Monsieur le président, monsieur le ministre, mes chers collègues, ce projet de loi est doublement à l'avant-garde.
Il l'était d'emblée parce que la France est le premier pays à légiférer sur un secteur économique qui a conduit le monde au bord du gouffre en 2008, avec une crise dont notre pays, notre continent et notre monnaie subissent encore les conséquences aujourd'hui. Rappelez vous : il fallait agir, il fallait sévir. Chacun l'a dit sur tous les tons, dans toutes les langues, de G20 en sommet européens.
La France le fait aujourd'hui. Elle passe de la parole aux actes pour son secteur bancaire, qui n'est ni un nain financier à l'échelle internationale, ni un nain économique à l'échelle nationale. Ce que nous faisons aujourd'hui, ce n'est pas rien !
Oui, notre pays décide de séparer les activités bancaires utiles et même indispensables au financement de l'économie réelle des activités de marché qu'une banque mène pour son propre compte. Cette mesure sera effective dès 2015 et non pas, éventuellement, en 2020, comme nos voisins grands-bretons en ouvrent très hypothétiquement la perspective.
Le secteur bancaire doit être au service de l'économie et non l'inverse. C'était l'engagement du candidat François Hollande que beaucoup ont écouté pendant la campagne présidentielle. C'est le sens de ce projet de loi qui crée de nouvelles obligations pour les banques, donne de nouveaux pouvoirs au régulateur et à l'État, et protège les épargnants et les contribuables.
Nous souscrivons d'autant plus à ce texte, monsieur le ministre, que vous avez accepté la proposition que nous vous avons faite, nous socialistes, derrière l'excellente et tenace rapporteure Karine Berger : ce sera l'État, et non les banques, qui définira les activités de tenue de marché, et vous, monsieur le ministre, pourrez à tout moment, avec la souplesse et le « sur mesure » nécessaires, décider de faire basculer dans la filiale cantonnée les activités qu'une banque aurait abusivement ou dangereusement laissées dans la maison mère.
C'est une décision fondamentale, et je comprends qu'elle ne plaise pas à nos collègues de la droite : elle met en oeuvre la responsabilité politique au sens le plus noble du terme, celle d'un État stratège que nous appelons de nos voeux, celui qui ne substitue pas, mais qui oriente, impulse, contrôle et protège.
J'avoue ne pas comprendre le plaidoyer, que je sais pourtant sincère, de certains qui voudraient que l'on ampute totalement les activités de marché de celles de dépôt.

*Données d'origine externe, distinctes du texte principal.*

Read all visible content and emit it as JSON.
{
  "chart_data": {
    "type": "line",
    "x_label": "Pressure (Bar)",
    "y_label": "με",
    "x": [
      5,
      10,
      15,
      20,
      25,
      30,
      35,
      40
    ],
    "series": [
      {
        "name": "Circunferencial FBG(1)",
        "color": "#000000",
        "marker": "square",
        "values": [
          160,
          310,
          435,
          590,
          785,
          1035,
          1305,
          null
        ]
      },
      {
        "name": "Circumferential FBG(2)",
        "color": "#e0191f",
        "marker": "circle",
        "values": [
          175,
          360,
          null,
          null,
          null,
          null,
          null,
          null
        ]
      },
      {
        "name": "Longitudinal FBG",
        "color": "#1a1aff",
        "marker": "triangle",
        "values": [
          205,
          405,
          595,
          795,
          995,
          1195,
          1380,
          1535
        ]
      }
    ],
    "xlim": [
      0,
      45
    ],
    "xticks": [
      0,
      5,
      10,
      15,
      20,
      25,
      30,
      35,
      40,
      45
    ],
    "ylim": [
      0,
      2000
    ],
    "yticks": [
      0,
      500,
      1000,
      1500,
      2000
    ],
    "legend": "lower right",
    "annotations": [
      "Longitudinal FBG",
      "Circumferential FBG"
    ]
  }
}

Serait-il souhaitable pour la gauche, et en tout cas pour la gauche du redressement productif, d'adhérer à un modèle où, dès lors que les dépôts des particuliers seraient garantis, le politique serait quitte et se désintéresserait complètement du fonctionnement des marchés de capitaux, des marchés obligataires, où se jouent chaque jour des emprunts décisifs pour les investissements de nos grands groupes, de nos entreprises de taille intermédiaire et de nos PME ?
Le Gouvernement a préféré la voie plus pragmatique et plus sûre de la filialisation-séparation. En terme de protection, le résultat est le même et c'est l'essentiel.
Ce texte est également avant-gardiste en ce qu'il introduit de la transparence dans le mécanisme et renforce par là même la lutte contre les paradis fiscaux, si du moins tous les amendements sont adoptés.
Chaque année, comme je le demandais avec beaucoup de socialistes, et même dès cet exercice, ainsi que l'ont intelligemment proposé nos amis écologistes, les banques devront publier la nature de leurs activités, leurs effectifs et leurs produits nets bancaires pour chaque pays où elles sont présentes directement ou via une filiale. C'est une avancée majeure dont, naturellement, la droite ne voulait pas, et qui place la France à l'avant-poste de la bataille de la régulation financière. Nous invitons tous les parlementaires du monde et, à tout le moins, nos honorables partenaires d'outre Manche, d'outre Rhin et d'ailleurs en Europe à faire de même.
Enfin, je veux saluer, monsieur le ministre, l'action résolue que vous engagez pour protéger les clients des banques, et pas seulement les plus fragiles. Vous avez accepté un amendement socialiste qui tend à plafonner pour tous les particuliers les commissions d'intervention et grâce auquel nous pourrons casser l'infernale spirale du découvert dans laquelle se débattent nombre de nos concitoyens. Je vous en remercie au nom de tous ceux que nous recevons dans nos permanences, comme je vous remercie d'avoir été sensible aux amendements que j'ai portés, avec d'autres, pour aider, face à leurs banques, les 2,7 millions de TPE et travailleurs indépendants, soit 97 % des PME françaises, dont on ne parle jamais, ou si rarement.
Vision, action, protection : pour toutes ces raisons et bien d'autres, nous voterons ce texte avec fierté ! (Applaudissements sur les bancs du groupe SRC.)